Горький и Шаляпин, компотно вываливающиеся из ресторана «Вена».

— Алеша, угости, брат, папироской! — Шаляпин медово липнет к баранке горьковской руки.

— Ступай к черту! — борщово закашливается Горький.

— Ты все еще сердишься? — ананасово рулетит Шаляпин. — Брось, брат! Ну, нет нынче у подлеца Ачуева «Vin de Vial», так что ж — в морду ему харкать? Хотя, признайся, брат Алеша, лучших свиных шницелей, чем в «Вене», в Питере нигде нет! Даже в «Медведе»! Ну, шницеля! Как хрумтят на зубах, подлецы! Как сладкотворно хрумтят!

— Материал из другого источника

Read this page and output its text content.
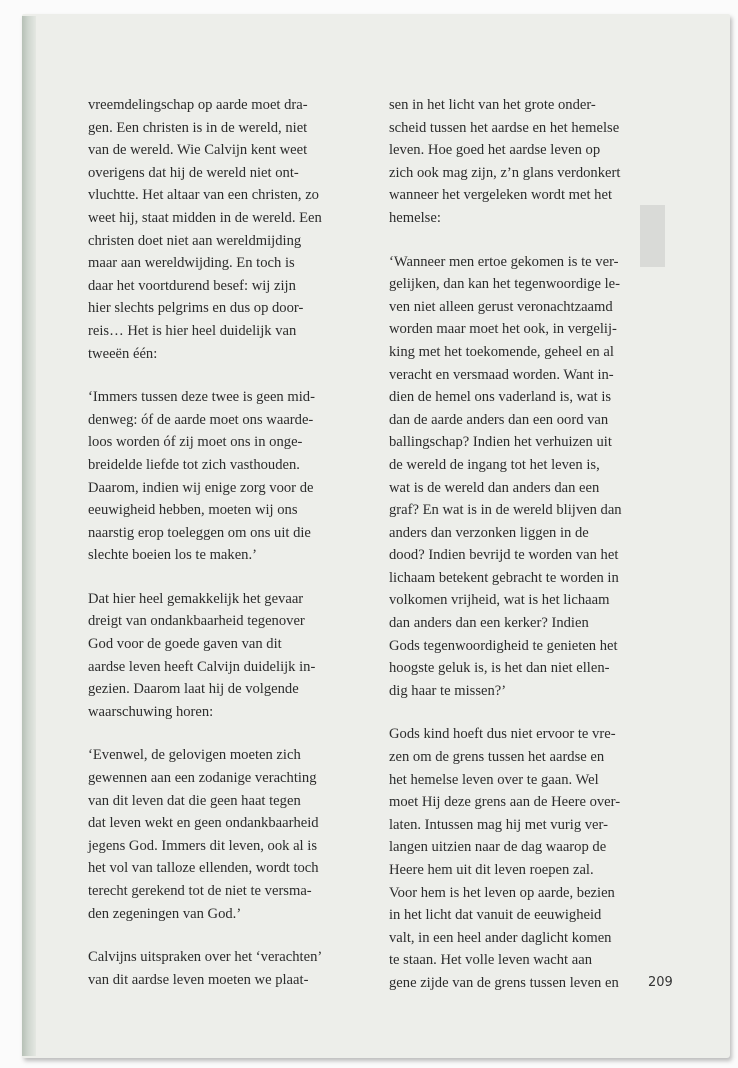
vreemdelingschap op aarde moet dra-
gen. Een christen is in de wereld, niet
van de wereld. Wie Calvijn kent weet
overigens dat hij de wereld niet ont-
vluchtte. Het altaar van een christen, zo
weet hij, staat midden in de wereld. Een
christen doet niet aan wereldmijding
maar aan wereldwijding. En toch is
daar het voortdurend besef: wij zijn
hier slechts pelgrims en dus op door-
reis… Het is hier heel duidelijk van
tweeën één:

‘Immers tussen deze twee is geen mid-
denweg: óf de aarde moet ons waarde-
loos worden óf zij moet ons in onge-
breidelde liefde tot zich vasthouden.
Daarom, indien wij enige zorg voor de
eeuwigheid hebben, moeten wij ons
naarstig erop toeleggen om ons uit die
slechte boeien los te maken.’

Dat hier heel gemakkelijk het gevaar
dreigt van ondankbaarheid tegenover
God voor de goede gaven van dit
aardse leven heeft Calvijn duidelijk in-
gezien. Daarom laat hij de volgende
waarschuwing horen:

‘Evenwel, de gelovigen moeten zich
gewennen aan een zodanige verachting
van dit leven dat die geen haat tegen
dat leven wekt en geen ondankbaarheid
jegens God. Immers dit leven, ook al is
het vol van talloze ellenden, wordt toch
terecht gerekend tot de niet te versma-
den zegeningen van God.’

Calvijns uitspraken over het ‘verachten’
van dit aardse leven moeten we plaat-

sen in het licht van het grote onder-
scheid tussen het aardse en het hemelse
leven. Hoe goed het aardse leven op
zich ook mag zijn, z’n glans verdonkert
wanneer het vergeleken wordt met het
hemelse:

‘Wanneer men ertoe gekomen is te ver-
gelijken, dan kan het tegenwoordige le-
ven niet alleen gerust veronachtzaamd
worden maar moet het ook, in vergelij-
king met het toekomende, geheel en al
veracht en versmaad worden. Want in-
dien de hemel ons vaderland is, wat is
dan de aarde anders dan een oord van
ballingschap? Indien het verhuizen uit
de wereld de ingang tot het leven is,
wat is de wereld dan anders dan een
graf? En wat is in de wereld blijven dan
anders dan verzonken liggen in de
dood? Indien bevrijd te worden van het
lichaam betekent gebracht te worden in
volkomen vrijheid, wat is het lichaam
dan anders dan een kerker? Indien
Gods tegenwoordigheid te genieten het
hoogste geluk is, is het dan niet ellen-
dig haar te missen?’

Gods kind hoeft dus niet ervoor te vre-
zen om de grens tussen het aardse en
het hemelse leven over te gaan. Wel
moet Hij deze grens aan de Heere over-
laten. Intussen mag hij met vurig ver-
langen uitzien naar de dag waarop de
Heere hem uit dit leven roepen zal.
Voor hem is het leven op aarde, bezien
in het licht dat vanuit de eeuwigheid
valt, in een heel ander daglicht komen
te staan. Het volle leven wacht aan
gene zijde van de grens tussen leven en	209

— У меня не так много слабостей, — маринованно кнедлит Горький. — Не пойду с тобой больше в трактир!

— Ну, Алексей свет Максимович! Ну, помилуй ёбаря Мельпомены! — свекольно падает на колени Шаляпин. — После бенефиса с меня ящик «Château de Vaudieu» — и дело с концом в жопе, ебать бурлака на Волге!

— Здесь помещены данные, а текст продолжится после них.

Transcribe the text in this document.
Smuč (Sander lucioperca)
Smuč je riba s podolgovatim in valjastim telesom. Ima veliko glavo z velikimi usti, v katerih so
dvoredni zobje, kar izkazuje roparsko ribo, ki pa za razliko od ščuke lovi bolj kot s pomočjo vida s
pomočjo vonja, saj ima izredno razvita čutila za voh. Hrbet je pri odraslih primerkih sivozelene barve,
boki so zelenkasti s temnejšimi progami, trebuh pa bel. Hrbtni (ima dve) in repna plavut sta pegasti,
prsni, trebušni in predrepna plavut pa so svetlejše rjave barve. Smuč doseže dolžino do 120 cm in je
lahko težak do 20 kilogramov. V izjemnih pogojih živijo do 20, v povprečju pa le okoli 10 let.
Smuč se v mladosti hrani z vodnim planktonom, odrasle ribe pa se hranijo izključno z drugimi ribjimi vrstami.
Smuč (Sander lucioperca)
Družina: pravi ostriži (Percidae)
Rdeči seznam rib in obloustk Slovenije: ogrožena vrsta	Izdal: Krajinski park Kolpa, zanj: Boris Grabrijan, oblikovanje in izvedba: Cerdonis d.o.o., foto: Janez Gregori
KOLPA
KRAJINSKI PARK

Горький томатно останавливается, уксусно вперивает в Шаляпина чесночные глаза; горчичные усы его каперсно топорщатся; он слегка приседает на сельдерейных ногах, укропно разводит сыровяленые руки и вдруг баклажанно-петрушечно хохочет на весь Литейный.

Шампиньоновые прохожие оборачиваются. Шаляпин коньячно вскакивает с колен, маннокашево слюнявит пармезановую скулу Горького.

— Мамочка ты моя!

— Ладно, пошли, — макаронно сморкается Горький. — Надо в первые ряды поспеть, а то главный позор России проморгаем.

— Поспеем, Алеша! — блинно-водочно-икорно рыгает Шаляпин. — Без Буревестника не начнут!

На Невском они тефтельно смешиваются с овощным рагу толпы.


Творожная запеканка гостиной императрицы.

Пшеничные клецки кресел, слоеная выпечка ковра, имбирный бисквит стен.

Шашлычная фигура Распутина. Мамалыга коленопреклоненного министра внутренних дел:

— Григорий Ефимович, не погубите!

Распутин шпикачно трогает министра красными перцами глаз.

— Ты чего мне обещал, милай?

— Гапон постоянно окружен толпой рабочих, Григорий Ефимович! Он недосягаем для моих агентов!

— Ты чем клялся? — чахохбилит Распутин.

— Должностью, — панирует министр.

— Стало быть — местом своим?

— Местом, Григорий Ефимович.

— Значитца, по-русски говоря — жопою своею?

Рот министра бульонно разевается. Распутин чечевично звонит в колокольчик. Появляются двое слуг в медово-оладьевых ливреях.

— Ну-ка, милыя, обнажитя ему охлупье! — приказывает Распутин.

— Не-е-е-е-т!!! — жарено вопит министр.

Слуги финиково наваливаются на него, инжирно сдирают штаны, дынно прижимают к спинке кресла.

— Сказано во Писании: — На мя шептаху вси врази мои, на мя помышляху злая мне. Слово законопреступное возложиша на мя: еда спяй не приложит воскреснути? Ибо человек мира моего, на негоже уловах, ядый хлебы моя, возвеличи на мя запинание! — Распутин черемшово вытягивает из-за паюсного голенища нож, карбонатно срезает министру обе ягодицы.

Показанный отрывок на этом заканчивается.